Hoy, cuando la salud de Gabriel García Márquez es tema de atenta y, en muchos casos, considerada preocupación para muchos de sus lectores y hasta quienes ni siquiera conocen su obra, pero han oído de su fama interplanetaria, es tiempo ––o pretexto— para pensar y recordar algunos momentos. A diferencia de algunos de mis amigos, por ejemplo Jacobo Zabludovsky,  jamás tuve una relación íntima con García Márquez, razón por la cual nunca lo he llamado Gabo, pues la confianza se debe reservar para quienes la han merecido.

Mi primer encuentro con él fue en el lejano año 1970, cuando después del éxito incontenible de Cien años de soledad el colombiano regresaba a la ciudad de México, donde lo esperaban como en otro tiempo sólo se le dispensaba tal tumulto a El Ratón Macías. En una ocasión, en Lima, ante una recepción de igual desmesura, dijo que antes sólo se les hacían esas peloteras a Pérez Prado o Lucho Gatica.

Los reporteros de entonces, apostados en el aeropuerto y cobijados por el grupo llamado AMRA, tratamos de sacarle palabras y él nos contestó con palabrotas y se fue lleno de carcajadas con su amigo Álvaro Mutis, con quien por cierto lo hallé en el último saludo al Gaviero, en el restaurante El Cardenal de San Ángel.
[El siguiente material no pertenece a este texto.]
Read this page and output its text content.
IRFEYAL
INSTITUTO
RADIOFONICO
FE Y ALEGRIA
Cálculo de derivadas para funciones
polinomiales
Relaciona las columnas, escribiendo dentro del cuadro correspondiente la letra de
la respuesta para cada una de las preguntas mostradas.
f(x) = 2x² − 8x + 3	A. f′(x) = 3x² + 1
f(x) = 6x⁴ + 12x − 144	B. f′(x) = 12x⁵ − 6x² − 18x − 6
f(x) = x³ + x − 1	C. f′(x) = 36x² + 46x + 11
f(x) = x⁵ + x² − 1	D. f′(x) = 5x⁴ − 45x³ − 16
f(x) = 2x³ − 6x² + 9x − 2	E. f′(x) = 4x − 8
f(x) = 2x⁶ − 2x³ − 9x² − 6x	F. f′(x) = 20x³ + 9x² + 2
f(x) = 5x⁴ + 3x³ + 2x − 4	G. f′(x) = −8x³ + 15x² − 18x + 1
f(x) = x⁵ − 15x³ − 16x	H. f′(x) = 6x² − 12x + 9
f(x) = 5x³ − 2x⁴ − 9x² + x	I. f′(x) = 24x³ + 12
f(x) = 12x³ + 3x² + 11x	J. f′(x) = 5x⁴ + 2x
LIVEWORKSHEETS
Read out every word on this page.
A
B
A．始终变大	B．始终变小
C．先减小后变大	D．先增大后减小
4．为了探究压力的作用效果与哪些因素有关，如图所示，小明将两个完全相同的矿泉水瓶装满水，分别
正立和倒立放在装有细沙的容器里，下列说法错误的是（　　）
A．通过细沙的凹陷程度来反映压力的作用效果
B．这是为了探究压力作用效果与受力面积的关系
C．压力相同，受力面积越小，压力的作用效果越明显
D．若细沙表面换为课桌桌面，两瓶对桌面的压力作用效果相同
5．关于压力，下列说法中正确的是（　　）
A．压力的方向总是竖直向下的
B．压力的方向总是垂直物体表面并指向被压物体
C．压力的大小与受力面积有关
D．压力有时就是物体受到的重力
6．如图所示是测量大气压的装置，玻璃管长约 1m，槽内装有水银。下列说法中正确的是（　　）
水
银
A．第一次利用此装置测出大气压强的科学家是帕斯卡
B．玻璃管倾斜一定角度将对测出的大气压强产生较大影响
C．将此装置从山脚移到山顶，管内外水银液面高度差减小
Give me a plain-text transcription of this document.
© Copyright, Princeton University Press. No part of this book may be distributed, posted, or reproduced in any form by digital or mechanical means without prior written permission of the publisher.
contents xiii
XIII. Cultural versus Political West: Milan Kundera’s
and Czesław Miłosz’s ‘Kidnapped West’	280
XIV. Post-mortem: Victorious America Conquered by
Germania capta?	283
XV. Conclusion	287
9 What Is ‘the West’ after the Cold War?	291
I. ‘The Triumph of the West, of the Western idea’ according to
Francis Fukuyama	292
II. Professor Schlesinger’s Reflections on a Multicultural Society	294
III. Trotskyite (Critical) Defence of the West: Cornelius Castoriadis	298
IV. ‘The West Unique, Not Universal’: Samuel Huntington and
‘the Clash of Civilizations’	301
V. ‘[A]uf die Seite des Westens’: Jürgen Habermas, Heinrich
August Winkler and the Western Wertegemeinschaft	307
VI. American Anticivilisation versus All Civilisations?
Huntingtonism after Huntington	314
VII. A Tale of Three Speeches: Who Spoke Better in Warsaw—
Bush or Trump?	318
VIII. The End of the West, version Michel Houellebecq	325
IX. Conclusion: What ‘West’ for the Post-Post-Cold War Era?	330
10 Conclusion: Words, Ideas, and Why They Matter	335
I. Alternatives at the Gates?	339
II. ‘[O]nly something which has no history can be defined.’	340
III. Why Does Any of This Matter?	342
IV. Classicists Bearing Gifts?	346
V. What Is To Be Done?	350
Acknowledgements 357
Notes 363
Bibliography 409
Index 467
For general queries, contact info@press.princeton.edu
No escribiré aquí de aquella célebre noche del puñetazo que derrumbó a García Márquez y de paso se cargó al “boom” como idílica visión de latinoamericanos felices en la Barcelona de los años setenta, cuando la literatura se embarcó en las carabelas del retorno (como barcos con mariposas en el velamen, como en cuadro de Dalí) y los escritos de Colombia, México, Argentina, Cuba y Brasil conquistaron la mente y el mercado editorial de España y de paso el resto del mundo.

Y no lo haré por prudencia y porque ya lo he escrito en otros momentos. Si alguien lo quiere hallar en una de sus consecuencias, podría acudir al libro de Julio Scherer La terca memoria, donde consigna mi intervención entre él, Mario Vargas Llosa con la fracasada finalidad de sumergir el incidente en el olvido y no llevarlo a las páginas de los diarios.

Sólo diré de aquella noche: se trataba de una función premier de La odisea de Los Andes, dirigida y producida por Álvaro Covacevich con un libro cinematográfico de Mario. Lo demás ha caído en el surco de tantos chismes desinformados como para ya no insistir en su elucidación. García Márquez, a quien yo le puse una hamburguesa “Heaven-Cielo” (estábamos en Oaxaca y Monterrey) en el ojo amoratado, terminó en la casa de María Luisa, La China Mendoza, con otro bistec en la hinchazón.

Hoy recuerdo una tarde en la embajada de Francia. Un amigo recibía la Legión de Honor y Gabriel estaba invitado entre otros muchos. La embajada está pletórica. Una rubia espectacular se le acercó y le pidió una fotografía.

—¿Me permite una foto con usted?, le dijo antes del auge del “selfie”.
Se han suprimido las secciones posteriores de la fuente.